If you’re one of the many Canadians spending this week sitting around a cut and dressed evergreen in the house, you’re part of an age-old human relationship, a unique tradition we have of mucking about with trees.
Trees are a material cornerstone of pre-industrial cultures. In precontact BC, both interior and coastal peoples relied heavily on trees for raw material, even food. Because trees have the ability heal after material and food are extracted, our forests still hold the evidence of these uses, if you know what to look for. These distinctively scarred trees are referred to as culturally modified trees (CMTs), and are a unique and disappearing kind of archaeology.
So what were people doing with these trees? In short: everything. In the way that hunting people expertly use every part of an animal, forest people expertly use every part of the tree: from fresh fir fronds for bedding and sweeping, through the woody trunk for building, all the way down to the teeniest stretchy rootlets for stitching and basketry.
Bark from cedar, sage, juniper and cottonwood was removed with bone and antler peelers, shredded and pounded until soft, then woven into textiles.
The sappy cambium (inner bark) of pine was eaten fresh in the spring, peeled from the tree in long juicy “noodles”. Late-season cambium, less sweet and tasty but flexible and with important antibacterial properties, was used as a packaging for food and bone implements.
Pine, spruce and subalpine fir (known also as balsam) were sought for their sticky pitch, used as a sealant and also as a powerful medicine for lung ailments.
Long, gently curved branches of Rocky Mountain juniper and Saskatoon were sought for bows, and often the same tree was used year after year, leaving a trunk peppered with smaller cut branches.
The wood itself, useful for so many purposes, could be obtained by falling whole trees or removing parts. The amazing western redcedar, central to the culture of Northwest Coast peoples, is uniquely suited to wood harvest: whole planks can be removed from live trees, which can be left standing for future use.
Standing trees are also a medium for art and communication: images carved into the trunks have been interpreted as guardians, territorial markers or simply artistic expression.
All these uses leave distinctive scars that slowly heal as the CMTs continue to live and grow, becoming living artifacts for archaeologists to study.

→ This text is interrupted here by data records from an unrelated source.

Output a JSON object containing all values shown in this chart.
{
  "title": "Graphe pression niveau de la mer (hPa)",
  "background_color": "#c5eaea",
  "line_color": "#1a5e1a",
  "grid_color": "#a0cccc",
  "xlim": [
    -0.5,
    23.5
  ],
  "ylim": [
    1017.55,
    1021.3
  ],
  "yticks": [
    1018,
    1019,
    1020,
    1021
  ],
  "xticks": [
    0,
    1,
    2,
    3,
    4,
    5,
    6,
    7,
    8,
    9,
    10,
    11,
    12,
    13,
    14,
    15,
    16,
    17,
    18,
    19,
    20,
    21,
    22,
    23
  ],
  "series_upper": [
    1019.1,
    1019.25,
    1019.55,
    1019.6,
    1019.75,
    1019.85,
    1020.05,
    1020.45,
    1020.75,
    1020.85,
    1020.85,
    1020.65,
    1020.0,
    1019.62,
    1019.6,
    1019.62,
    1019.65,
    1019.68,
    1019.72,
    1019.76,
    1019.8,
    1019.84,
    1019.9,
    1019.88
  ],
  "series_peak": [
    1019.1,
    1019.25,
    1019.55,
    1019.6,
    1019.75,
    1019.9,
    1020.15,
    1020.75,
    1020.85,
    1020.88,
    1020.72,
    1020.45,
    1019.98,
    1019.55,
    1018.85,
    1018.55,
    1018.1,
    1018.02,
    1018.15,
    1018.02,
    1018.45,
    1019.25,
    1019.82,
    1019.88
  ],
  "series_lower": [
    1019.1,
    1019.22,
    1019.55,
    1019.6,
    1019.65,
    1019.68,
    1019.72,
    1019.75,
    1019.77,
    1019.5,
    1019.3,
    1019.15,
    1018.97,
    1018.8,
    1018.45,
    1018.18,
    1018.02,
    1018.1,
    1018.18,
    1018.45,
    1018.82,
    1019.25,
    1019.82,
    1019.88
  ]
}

Entire trees, cedar on the coast and cottonwood in the interior, were felled and then carved and steamed into shape to be used as sturdy canoes. Tall, straight cedar were carved into iconic coastal totem poles.
These uses leave behind only the stump, or heaps of wood chips from carving that can be preserved in wet conditions and remain identifiable for centuries.
Harvesting these all products requires special attention to season, growing conditions, tree health, age and size. Trees were carefully chosen for unblemished bark, straight branches, or sound trunks, and specific locations in the forest that bred these qualities were revisited by generation after generation.
Archaeologists studying sites of modified trees can help recreate histories of Indigenous land use. Our ability to extract tree ring samples (using a tool called an increment bore) means that we can learn when the modifications were made, sometimes to the exact year.
As evidence of traditional practices that have waned since contact, these biodegradable artifacts are slowly disappearing through natural processes and modern forest harvesting. Keep an eye out for them when you’re next out for a walk in the woods-for now they’re still out there, hiding in plain sight.